Faesers Bilanz im Innenministerium ist mager: In Sachen Bürgerrechte hat sich die SPD-Frau als Katastrophe herausgestellt. Das von ihr geführte Ministerium wollte an der nicht nur in der Ampel, sondern auch unter allen Sachverständigen umstrittenen Chatkontrolle unbedingt festhalten, lavierte ewig herum und verhandelte im Rat in Brüssel nur zögerlich die Position der Ampel.

Gegen den Koalitionsvertrag und höchstrichterliche Entscheidungen hat sich Faeser auch in Sachen Vorratsdatenspeicherung gestellt, indem sie an der anlasslosen Überwachung der Telekommunikationsdaten festhalten will. Seit einem ganzen Jahr liegt ein fertiger Entwurf des Justizministeriums für die Quick-Freeze-Alternative ohne anlassloses Massenspeichern in Faesers Haus vor – aber es passiert einfach nichts.
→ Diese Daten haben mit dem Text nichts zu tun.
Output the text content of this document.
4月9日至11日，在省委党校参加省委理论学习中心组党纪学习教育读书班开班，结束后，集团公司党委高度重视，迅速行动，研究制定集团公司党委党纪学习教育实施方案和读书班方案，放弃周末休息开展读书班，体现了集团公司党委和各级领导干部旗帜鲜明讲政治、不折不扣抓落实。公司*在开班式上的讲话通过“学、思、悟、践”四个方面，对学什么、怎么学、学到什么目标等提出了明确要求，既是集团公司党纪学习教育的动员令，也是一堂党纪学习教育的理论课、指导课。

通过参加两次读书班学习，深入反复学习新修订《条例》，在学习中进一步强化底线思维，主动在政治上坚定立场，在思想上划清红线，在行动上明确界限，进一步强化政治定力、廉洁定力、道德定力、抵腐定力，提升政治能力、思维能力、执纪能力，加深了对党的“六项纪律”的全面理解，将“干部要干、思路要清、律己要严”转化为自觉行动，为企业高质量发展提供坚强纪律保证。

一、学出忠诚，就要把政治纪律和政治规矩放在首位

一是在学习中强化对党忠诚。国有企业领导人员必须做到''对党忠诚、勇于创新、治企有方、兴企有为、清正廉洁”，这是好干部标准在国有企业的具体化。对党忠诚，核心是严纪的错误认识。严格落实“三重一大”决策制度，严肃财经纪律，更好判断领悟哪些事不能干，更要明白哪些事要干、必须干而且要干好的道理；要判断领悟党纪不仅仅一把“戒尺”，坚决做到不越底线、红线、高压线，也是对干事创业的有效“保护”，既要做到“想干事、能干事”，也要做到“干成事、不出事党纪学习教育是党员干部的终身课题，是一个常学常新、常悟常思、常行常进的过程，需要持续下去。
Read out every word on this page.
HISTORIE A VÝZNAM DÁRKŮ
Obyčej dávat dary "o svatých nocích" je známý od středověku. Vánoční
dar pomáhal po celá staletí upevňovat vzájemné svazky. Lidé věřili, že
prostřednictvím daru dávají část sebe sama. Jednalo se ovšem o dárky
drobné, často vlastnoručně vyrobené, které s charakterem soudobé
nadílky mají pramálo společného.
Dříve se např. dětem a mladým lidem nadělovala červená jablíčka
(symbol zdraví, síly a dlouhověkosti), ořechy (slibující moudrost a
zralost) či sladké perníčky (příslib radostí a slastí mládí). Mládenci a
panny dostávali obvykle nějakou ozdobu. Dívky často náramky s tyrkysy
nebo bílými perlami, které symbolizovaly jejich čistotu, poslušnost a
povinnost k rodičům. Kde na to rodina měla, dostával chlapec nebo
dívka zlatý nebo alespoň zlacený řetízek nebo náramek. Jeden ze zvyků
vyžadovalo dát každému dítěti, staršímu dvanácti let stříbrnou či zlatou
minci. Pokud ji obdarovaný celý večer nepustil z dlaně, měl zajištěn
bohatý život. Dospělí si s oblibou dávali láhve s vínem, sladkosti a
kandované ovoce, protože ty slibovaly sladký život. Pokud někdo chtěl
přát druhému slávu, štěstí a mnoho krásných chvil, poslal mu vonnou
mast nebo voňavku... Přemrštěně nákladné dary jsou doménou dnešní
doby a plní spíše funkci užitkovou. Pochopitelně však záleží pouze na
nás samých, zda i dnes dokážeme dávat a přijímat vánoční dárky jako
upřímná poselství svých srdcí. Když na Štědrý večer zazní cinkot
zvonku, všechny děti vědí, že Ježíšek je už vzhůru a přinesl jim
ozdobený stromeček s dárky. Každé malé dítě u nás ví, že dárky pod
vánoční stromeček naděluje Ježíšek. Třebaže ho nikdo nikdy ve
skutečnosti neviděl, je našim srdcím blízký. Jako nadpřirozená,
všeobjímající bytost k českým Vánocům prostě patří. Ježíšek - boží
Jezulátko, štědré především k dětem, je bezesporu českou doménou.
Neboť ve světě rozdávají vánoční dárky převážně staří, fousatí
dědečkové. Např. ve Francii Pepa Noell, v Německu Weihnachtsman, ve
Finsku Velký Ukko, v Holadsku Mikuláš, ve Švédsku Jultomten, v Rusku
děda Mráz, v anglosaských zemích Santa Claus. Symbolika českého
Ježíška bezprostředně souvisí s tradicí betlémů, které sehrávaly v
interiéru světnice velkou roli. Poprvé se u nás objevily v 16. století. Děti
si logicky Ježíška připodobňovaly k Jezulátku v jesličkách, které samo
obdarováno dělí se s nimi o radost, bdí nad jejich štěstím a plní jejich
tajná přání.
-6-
Doch nicht nur das: Der Koalitionsvertrag ist Faeser auch bei den gefährlichen Hackbacks, die sie beschönigend in „aktive Gefahrenabwehr“ umbenennt, offenbar das Papier nicht wert, auf dem er steht. Um staatliche Hackerangriffe zu legalisieren, will sie sogar das Grundgesetz ändern.

Auch bei der Reform des Bundesdatenschutzgesetzes agierte sie lustlos und scheint den Koalitionsvertrag nicht näher konsultiert zu haben. Denn ihr Gesetzentwurf fiel nur halbherzig aus. Selbst den Minimalkonsens aus dem Koalitionsvertrag setzte sie damit nicht um.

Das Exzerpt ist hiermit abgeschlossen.